Dabei besteht seit dem EUGh-Urteil von 2016 Handlungsbedarf bei der Angleichung des deutschen Apothekenrechts. Bereits der Vorgänger von Jens Spahn, so viel gestand der Gesndheitsminister in der Anhörung zumindest ein, hätte hier bereits Studien in Auftrag geben müssen, die schlüssig darlegen, wie das deutsche System und seine hohen Standards auch künftig abgesichert werden können.

„Das ungewisse Hin und Her zwischen Brüssel und Berlin schadet vor allem deutschen Apothekern, Versandhändlern und Patienten“, kommentierte Martina Stamm-Fibich die unklaren Verhältnisse und rechtlichen Bedenken rund um den Rx-Versandhandel. „Wenn ein Verbot ausscheidet und ein erneutes Rx-Boni-Verbot fragwürdig ist, muss das Ministerium dringend rechtssichere Alternativen erarbeiten.“

Unsere Stärken nutzen

Dabei liegen in der Digitalisierung und dem Aufkommen von Versandapotheken große Chancen: Das hohe Niveau deutscher Apotheker ist ein wichtiger Faktor in einer zunehmend älter werdenden Gesellschaft. Umso relevanter ist es, dass wir diesen Faktor nutzen und Apothekern Bereiche eröffnen, die ihren Fähigkeiten angemessen sind. Gleichzeitig ist es aber notwendig, dass den Apothekern ihr Kerngeschäft erhalten bleibt.

„Die derzeitige Inländerdiskriminierung deutscher Apotheker ist nicht hinnehmbar. Ich will kein Verbot des Versandhandels mit verschreibungspflichtigen Medikamenten, trotzdem muss der Handel auch für deutsche Apotheken fair sein“, sagt Stamm-Fibich.
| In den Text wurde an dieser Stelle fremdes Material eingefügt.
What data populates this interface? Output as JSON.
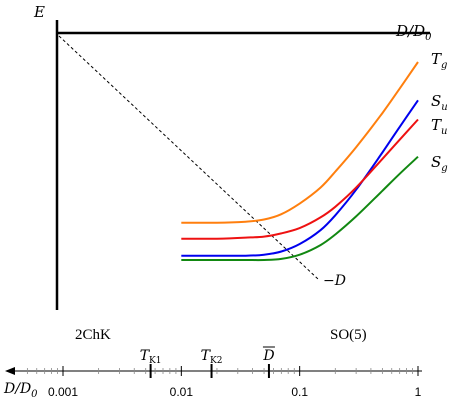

Vor-Ort-Apotheken sind nicht bloß Einzelhändler, die zufällig Medikamente abgeben. Sie sind ein elementarer Bestandteil des deutschen Gesundheitssystems und erfüllen eine wichtige Beratungsfunktion. Diese Funktion möchten wir stärken und ausbauen.

Es ist verständlich, dass Apotheker die Konkurrenz durch Versandapotheken fürchten – zumal ihnen das Gesetz derzeit keinerlei Möglichkeiten gibt, Schritt zu halten. Gleichzeitig ist aber auch ein Wandel notwendig. Im 21. Jahrhundert kann man sich dem Online-Versandhandel nicht vollständig verschließen. Dass dabei die gesundheitlichen Standards unseres Systems nicht unterlaufen werden dürfen, muss allerdings ebenso klar sein.

Schlupflöcher schließen

Es gibt im Bereich der Versandapotheken eine große Bandbreite an Anbietern. Die Meisten halten sich an hohe Standards und beachten wichtige Aspekte der Medikamentenversorgung, wie Kühlung und Einhaltung der Kühlkette.

Abgesehen von einigen schwarzen Schafen gibt es aber noch andere Probleme beim Medikamenten-Versandhandel. Selbst bei Medikamenten, die bei Raumtemperatur gelagert werden können und keine Kühlkette erfordern, kann es bei hohen Temperaturen zum Verlust der Wirkung kommen. Diese Temperaturen können allerdings in Lieferwagen durchaus vorkommen – und das nicht nur an Sommertagen.

Es ist unabdingbar, dass das Gesundheitsministerium hier einheitliche Standards erarbeitet und ein System schafft mit dem auch zukünftig sämtliche in Deutschland in Umlauf gebrachten Medikamente sicher sind.

Planungs- und Rechtssicherheit schaffen

Der derzeitige Entwurf zum Vor-Ort-Apotheken-Stärkungsgesetz (VOASG) sieht vor, dass Boni und Preisnachlässe nicht länger für verschreibungspflichtige Medikamente gewährt werden dürfen, die an Patienten der gesetzlichen Krankenversicherung abgegeben werden – ein sogenanntes Rx-Boni-Verbot im GKV-Bereich.

Ähnlich wie bei dem generellen Verbot des Versandhandels bestehen ernste Zweifel hinsichtlich der Rechtmäßigkeit einer solchen Regelung. Während das Gesundheitsministerium die Stellungnahme der EU-Kommission dazu abwartet, sollte es verstärkt nach alternativen Maßnahmen suchen, die gleichzeitig das deutsche System absichern und europarechtlich einwandfrei sind.

Dies ist notwendig damit für Apotheker und Patienten gleichermaßen Sicherheit herrscht. Planungssicherheit für die Apotheker, die dann anhand klarer gesetzlicher Maßgaben ihr Geschäft weiterführen können. Versorgungssicherheit für alle, die auf verschreibungspflichtige Medikamente angewiesen sind. Und allgemeine Sicherheit für Patienten, die einen Anspruch auf angemessene Versorgung mit sicheren Medikamenten haben.